One of my favorite books that I have read is Harvesting Color by Rebecca Burgess. I love it because it not only has simple-to-execute recipes and gorgeous pictures, but it gives great references and maps of where to go to harvest the materials included in the book. A lot of them were based out of California and the west, where the author lives, but quite a few were spread over the east coast up to Vermont and down through Florida. Success! 

In late September around here driving through country roads I kept seeing fields and fields of goldenrod. They showed up for about two weeks, and last weekend when we got buckets of rain across the state thanks to Joaquin, they just as quickly made their exit. Luckily, in that window I had some free time to go and cut a large pile of these lovely fronds from the farm, and that evening, we dyed! 

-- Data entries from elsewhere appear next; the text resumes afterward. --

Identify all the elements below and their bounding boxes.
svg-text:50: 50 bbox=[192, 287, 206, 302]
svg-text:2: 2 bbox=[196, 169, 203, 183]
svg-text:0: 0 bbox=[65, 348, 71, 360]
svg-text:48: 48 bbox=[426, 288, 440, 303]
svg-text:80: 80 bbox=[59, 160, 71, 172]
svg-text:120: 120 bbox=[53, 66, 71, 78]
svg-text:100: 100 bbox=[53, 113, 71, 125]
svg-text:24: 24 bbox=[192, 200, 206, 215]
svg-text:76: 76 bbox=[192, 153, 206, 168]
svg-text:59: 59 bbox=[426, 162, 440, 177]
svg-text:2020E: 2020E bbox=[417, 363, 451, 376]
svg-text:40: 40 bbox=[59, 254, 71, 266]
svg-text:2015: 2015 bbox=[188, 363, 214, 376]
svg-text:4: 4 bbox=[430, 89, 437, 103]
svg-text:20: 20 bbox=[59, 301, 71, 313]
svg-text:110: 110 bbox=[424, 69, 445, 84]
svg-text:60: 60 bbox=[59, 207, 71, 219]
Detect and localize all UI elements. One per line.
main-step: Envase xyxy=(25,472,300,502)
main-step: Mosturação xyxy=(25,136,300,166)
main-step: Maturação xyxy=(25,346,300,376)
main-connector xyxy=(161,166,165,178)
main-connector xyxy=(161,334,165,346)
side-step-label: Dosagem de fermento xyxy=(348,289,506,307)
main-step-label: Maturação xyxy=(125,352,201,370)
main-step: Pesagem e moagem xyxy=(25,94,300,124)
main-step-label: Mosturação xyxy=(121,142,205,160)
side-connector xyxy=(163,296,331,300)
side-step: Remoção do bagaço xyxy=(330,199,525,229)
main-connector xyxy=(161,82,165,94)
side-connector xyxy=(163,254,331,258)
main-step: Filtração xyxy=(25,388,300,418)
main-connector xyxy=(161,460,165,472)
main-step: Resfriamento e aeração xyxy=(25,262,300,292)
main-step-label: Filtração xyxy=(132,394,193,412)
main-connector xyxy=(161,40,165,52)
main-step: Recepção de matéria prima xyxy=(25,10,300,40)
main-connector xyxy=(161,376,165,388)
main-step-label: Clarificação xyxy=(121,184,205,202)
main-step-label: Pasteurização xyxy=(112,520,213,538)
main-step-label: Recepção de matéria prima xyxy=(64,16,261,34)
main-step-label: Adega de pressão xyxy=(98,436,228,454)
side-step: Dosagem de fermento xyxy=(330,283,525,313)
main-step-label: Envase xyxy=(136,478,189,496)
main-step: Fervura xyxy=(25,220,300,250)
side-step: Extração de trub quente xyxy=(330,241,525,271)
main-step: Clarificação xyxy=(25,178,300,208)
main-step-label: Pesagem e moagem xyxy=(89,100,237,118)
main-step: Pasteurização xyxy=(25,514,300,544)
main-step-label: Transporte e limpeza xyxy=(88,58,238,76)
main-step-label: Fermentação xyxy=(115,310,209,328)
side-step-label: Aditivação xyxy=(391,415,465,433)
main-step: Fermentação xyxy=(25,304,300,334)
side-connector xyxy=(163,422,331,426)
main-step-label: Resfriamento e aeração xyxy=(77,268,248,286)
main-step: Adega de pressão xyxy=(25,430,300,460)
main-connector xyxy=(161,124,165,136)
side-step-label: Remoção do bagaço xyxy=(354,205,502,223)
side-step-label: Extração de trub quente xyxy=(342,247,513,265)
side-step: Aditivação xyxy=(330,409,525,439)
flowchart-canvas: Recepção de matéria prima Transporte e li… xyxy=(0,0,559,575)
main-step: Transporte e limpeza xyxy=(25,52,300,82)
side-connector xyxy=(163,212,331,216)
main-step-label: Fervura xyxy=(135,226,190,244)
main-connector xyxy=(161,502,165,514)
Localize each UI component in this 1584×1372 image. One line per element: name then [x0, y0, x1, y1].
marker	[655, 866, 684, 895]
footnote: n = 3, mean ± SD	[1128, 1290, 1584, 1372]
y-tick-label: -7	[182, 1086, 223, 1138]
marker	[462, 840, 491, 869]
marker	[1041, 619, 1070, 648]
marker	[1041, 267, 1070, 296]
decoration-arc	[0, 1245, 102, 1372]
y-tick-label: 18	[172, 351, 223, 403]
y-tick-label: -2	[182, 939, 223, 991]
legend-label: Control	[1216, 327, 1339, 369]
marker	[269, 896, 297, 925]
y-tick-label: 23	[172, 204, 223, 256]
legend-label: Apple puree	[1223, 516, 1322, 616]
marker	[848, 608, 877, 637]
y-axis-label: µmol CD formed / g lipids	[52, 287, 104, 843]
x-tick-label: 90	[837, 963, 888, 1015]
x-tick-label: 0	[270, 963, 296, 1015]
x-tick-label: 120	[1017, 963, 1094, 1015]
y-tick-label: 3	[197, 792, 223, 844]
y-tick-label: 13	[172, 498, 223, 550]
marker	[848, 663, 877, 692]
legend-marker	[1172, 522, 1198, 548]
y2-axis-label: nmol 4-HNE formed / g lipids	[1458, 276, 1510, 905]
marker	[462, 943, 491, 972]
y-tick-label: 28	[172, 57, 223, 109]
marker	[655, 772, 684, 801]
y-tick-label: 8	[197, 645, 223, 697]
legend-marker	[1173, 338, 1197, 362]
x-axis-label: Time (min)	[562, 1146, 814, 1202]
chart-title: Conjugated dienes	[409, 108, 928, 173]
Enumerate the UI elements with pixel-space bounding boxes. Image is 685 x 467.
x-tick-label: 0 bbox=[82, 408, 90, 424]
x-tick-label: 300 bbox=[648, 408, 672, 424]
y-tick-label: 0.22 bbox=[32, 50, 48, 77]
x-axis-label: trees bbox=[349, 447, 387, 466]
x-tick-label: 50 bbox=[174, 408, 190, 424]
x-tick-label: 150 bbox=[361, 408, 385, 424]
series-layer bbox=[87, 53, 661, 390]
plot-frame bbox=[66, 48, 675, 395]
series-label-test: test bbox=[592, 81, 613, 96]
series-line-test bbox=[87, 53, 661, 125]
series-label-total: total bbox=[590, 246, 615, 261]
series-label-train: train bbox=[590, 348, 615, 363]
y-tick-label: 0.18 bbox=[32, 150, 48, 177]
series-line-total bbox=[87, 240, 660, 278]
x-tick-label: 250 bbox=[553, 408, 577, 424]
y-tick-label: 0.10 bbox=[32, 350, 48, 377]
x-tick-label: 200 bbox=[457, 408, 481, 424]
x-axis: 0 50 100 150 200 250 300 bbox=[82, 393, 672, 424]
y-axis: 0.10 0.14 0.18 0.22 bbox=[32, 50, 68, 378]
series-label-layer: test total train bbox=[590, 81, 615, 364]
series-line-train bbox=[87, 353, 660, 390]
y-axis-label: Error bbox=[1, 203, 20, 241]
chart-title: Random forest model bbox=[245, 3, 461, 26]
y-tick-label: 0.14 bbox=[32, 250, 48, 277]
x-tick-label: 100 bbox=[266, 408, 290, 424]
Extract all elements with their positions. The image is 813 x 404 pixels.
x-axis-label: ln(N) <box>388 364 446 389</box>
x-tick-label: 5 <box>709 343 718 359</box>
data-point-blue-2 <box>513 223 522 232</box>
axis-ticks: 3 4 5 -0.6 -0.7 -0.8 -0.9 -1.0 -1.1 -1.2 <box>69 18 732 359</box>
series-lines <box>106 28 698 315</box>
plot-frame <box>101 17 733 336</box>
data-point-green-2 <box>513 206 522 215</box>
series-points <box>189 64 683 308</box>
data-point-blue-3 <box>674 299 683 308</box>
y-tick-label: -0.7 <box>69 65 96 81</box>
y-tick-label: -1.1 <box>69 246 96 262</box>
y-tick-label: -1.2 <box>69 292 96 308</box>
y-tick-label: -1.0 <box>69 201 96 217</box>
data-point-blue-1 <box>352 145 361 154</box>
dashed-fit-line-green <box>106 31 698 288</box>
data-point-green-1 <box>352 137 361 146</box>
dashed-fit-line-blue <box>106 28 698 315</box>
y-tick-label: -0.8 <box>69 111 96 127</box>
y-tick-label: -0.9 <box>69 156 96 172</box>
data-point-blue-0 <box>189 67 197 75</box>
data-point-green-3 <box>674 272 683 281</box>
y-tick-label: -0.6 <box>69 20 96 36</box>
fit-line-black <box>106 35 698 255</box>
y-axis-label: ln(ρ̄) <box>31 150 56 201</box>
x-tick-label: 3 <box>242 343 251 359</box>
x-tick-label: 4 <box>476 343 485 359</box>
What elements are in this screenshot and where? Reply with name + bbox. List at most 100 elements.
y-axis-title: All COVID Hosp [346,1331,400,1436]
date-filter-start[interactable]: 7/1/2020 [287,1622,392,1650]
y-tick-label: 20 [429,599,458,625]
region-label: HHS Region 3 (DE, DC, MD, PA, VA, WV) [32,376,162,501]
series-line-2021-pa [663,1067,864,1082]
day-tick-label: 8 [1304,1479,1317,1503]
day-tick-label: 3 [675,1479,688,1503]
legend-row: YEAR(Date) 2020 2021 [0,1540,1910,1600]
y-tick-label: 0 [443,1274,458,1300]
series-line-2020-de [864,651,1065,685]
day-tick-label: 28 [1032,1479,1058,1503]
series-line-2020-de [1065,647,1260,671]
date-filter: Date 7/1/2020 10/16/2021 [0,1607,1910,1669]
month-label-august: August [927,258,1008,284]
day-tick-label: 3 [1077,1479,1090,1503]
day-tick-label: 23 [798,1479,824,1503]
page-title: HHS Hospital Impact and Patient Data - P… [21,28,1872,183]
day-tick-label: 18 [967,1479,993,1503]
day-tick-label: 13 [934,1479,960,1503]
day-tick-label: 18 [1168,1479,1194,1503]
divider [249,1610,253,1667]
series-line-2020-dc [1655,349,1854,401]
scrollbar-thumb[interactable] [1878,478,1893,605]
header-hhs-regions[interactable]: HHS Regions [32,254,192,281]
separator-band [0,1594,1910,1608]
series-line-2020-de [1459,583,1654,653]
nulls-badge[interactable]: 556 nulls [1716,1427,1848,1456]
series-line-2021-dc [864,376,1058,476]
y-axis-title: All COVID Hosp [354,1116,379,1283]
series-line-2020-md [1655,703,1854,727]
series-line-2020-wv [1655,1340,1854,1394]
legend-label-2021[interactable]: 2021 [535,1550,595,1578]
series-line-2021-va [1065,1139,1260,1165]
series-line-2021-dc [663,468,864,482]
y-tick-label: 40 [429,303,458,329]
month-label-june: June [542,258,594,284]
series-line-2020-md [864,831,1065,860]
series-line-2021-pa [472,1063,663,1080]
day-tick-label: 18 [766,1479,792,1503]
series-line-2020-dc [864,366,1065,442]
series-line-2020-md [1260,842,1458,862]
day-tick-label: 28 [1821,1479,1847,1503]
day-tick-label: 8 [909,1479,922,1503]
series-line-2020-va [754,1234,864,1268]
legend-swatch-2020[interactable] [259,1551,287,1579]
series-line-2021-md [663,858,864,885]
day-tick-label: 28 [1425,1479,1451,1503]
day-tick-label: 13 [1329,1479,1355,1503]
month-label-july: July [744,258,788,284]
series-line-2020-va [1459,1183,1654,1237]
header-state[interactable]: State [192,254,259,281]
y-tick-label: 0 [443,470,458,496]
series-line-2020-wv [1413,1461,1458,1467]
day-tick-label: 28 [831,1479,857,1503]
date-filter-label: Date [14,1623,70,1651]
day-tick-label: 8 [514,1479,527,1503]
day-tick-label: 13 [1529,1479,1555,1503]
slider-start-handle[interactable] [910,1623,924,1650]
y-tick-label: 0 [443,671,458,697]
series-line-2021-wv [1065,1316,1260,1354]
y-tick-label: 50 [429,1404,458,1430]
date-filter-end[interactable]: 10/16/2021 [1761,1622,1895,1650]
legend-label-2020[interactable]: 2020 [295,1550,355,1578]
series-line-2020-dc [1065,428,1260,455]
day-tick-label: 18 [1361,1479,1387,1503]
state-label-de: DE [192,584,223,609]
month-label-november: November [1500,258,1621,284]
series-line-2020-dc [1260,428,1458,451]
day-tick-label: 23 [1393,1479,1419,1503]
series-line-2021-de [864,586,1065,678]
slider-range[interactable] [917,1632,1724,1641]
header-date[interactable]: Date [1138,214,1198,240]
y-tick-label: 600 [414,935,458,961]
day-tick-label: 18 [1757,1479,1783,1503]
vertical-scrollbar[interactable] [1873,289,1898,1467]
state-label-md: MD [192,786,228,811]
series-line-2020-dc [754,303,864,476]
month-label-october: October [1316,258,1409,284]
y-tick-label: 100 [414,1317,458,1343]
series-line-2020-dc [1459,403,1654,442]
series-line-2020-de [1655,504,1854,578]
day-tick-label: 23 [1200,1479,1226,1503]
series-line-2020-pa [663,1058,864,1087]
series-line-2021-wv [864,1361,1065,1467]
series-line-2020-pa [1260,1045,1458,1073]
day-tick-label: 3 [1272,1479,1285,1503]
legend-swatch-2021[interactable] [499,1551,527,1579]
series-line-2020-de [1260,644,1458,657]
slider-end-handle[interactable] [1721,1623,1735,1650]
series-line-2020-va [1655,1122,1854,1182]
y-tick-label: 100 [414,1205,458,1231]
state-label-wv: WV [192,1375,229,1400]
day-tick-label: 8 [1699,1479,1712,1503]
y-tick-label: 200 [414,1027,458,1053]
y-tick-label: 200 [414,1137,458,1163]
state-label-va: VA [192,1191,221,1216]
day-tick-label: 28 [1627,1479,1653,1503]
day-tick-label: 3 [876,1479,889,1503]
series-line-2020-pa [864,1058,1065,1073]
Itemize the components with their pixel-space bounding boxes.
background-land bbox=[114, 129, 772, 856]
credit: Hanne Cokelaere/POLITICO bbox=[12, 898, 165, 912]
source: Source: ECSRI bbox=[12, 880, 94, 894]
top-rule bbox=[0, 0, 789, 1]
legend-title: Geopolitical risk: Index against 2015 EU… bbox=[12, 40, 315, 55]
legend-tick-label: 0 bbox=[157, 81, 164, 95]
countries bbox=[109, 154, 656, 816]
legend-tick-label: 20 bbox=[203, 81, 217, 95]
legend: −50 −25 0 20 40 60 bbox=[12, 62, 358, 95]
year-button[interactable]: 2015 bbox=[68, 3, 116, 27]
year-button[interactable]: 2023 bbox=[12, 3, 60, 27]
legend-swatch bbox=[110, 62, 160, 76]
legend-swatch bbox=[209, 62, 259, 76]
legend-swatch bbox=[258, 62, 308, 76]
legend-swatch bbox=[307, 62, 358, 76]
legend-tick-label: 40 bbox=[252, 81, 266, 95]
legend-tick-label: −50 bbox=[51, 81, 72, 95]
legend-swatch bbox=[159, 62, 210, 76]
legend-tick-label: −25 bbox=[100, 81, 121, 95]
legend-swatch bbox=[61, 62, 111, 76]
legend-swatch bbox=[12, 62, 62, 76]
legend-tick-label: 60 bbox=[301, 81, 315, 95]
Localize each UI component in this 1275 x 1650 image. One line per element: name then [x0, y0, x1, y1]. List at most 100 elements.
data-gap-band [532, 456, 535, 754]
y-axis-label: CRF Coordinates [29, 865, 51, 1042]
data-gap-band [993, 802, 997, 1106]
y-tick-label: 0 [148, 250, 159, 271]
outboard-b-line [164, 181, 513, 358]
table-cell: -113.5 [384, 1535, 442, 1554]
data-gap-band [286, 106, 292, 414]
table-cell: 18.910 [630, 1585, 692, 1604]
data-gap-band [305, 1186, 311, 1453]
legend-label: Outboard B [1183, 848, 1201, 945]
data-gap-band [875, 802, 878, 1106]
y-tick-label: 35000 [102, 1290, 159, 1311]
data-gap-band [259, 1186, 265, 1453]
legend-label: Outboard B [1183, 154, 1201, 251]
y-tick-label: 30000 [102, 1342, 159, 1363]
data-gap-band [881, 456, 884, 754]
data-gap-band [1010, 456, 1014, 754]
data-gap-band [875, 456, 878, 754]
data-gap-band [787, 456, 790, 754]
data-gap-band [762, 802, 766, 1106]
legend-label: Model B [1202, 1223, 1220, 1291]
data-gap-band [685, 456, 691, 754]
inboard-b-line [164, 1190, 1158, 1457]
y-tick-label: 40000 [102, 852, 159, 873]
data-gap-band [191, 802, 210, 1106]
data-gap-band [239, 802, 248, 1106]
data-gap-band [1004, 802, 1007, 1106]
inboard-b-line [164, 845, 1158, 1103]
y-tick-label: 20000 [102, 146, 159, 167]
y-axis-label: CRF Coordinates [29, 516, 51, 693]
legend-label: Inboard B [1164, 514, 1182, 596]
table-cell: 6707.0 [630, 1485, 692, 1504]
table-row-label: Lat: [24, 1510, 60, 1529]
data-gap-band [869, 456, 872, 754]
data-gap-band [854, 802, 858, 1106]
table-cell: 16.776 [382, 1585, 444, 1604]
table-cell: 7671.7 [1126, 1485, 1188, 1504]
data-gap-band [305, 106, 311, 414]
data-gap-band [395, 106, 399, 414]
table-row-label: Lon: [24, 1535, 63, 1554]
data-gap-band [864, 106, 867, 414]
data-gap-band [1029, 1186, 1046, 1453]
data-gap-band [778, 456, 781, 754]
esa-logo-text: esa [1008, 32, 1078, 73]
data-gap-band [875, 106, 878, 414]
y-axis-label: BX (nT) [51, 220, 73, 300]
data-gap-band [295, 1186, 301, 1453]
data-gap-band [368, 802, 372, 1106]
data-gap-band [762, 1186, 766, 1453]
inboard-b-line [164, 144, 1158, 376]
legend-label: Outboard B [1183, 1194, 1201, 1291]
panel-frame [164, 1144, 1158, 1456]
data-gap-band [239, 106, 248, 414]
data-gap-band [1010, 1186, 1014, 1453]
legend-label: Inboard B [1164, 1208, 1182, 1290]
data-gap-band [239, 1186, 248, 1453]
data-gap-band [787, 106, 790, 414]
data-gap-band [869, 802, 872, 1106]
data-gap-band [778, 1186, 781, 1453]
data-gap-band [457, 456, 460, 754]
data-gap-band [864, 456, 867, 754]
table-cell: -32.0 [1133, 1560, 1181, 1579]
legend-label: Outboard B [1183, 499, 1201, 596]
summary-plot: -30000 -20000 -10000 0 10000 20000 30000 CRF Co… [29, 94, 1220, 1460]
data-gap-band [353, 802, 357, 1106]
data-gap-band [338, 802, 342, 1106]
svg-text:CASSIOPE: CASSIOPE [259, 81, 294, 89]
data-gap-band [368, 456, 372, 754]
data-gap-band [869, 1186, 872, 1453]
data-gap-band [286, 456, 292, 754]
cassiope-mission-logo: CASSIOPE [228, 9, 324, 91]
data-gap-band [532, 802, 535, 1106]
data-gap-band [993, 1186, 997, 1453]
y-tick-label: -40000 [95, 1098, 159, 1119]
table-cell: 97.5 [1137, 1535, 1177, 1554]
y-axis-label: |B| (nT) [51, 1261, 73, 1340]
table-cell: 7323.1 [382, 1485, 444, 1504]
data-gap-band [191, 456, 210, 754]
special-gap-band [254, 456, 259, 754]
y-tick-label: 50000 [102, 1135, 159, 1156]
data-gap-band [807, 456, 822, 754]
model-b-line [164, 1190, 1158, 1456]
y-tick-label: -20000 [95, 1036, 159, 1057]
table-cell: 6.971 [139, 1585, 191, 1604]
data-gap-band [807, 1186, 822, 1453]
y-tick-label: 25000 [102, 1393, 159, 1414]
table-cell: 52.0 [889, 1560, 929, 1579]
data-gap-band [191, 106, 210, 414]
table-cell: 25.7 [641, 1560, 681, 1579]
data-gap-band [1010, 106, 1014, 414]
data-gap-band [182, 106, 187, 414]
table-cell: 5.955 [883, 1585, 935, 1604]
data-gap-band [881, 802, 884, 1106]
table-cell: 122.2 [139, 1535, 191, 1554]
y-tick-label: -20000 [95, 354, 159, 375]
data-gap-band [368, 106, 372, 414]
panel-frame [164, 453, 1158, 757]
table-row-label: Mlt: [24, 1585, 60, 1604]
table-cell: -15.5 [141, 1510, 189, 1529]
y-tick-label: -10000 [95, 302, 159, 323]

The night before I dyed, I soaked these two sad non-mushroom skeins in water and mordanted in alum. I boiled the goldenrod for about an hour in my dye pot, extracted all of the plant material, re-wet the yarn in warm water and let the yarn sit in the dye pot for another hour at around 180 degrees. It was raining that night, so when I took it out of the pot I just let it sit on my porch for an hour to rinse. :) 

I could tell within 10 minutes of the yarn sitting in the dye that it was going to take, which was so exciting. And in addition to the most vibrant yellow it has lovely undertones of green as well. 

I have a few powdered natural dyes that I've purchased, but the thought of going out into the neighborhood that I live and work in, collecting these natural materials and extracting their beauty for yarn was such a cool feeling. I see many more experiments in my future. 

Carolina Fiber Fest

A few weeks ago, the day was completely perfect, not a cloud in the sky, and I drove my Civic out past Chapel Hill towards the Carolina Fiber Fest. My first and only other experience with fiber fests being Rhinebeck, the queen of all festivals, I didn't know what to expect. But I'm so glad I went!

I showed up around 1 PM, just in time for the sheep herding demonstration, which was crazy! The border collies were so incredibly well trained, even the smallest changes in the intonation of the whistle and they knew which way to go. I was hoping for a chance to get up close with some sheep, but it was still a really fun experience. 

There were about 30 vendors in two different warehouses so I went and perused, not really sure what I was coming for but knowing I was going to leave with something! ;) I finally made it all the way over to Heelside Farms' tent and on a whim, decided to buy a drop spindle. The sweet woman who sold it to me asked if I knew how to use it, and when I replied that I didn't, she had her son sit down with me to show me how. 20 minutes later, I knew how to spin! It was such a thrill, and I was so excited, I went by Echoview and picked up some alpaca fiber, and then to another vendor (that I can't remember, ugh!) and bought some Shetland roving. 

I finished off my frankly WONDERFUL afternoon with a chocolate-covered cheesecake on a stick. I kid you not. (And it was awesome, and I should have bought 20 of them.)

If my knitting was going slowly before, it has gone half speed recently because of all of this lovely spinning. I first finished 2 oz of single ply Borderlecister that came with my spindle from Heelside, and have been alternating between the alpaca and Shetland roving whenever my spindle fills up. And though it's wonky and uneven still, I'm getting the hang of it and it is so beautiful and fun.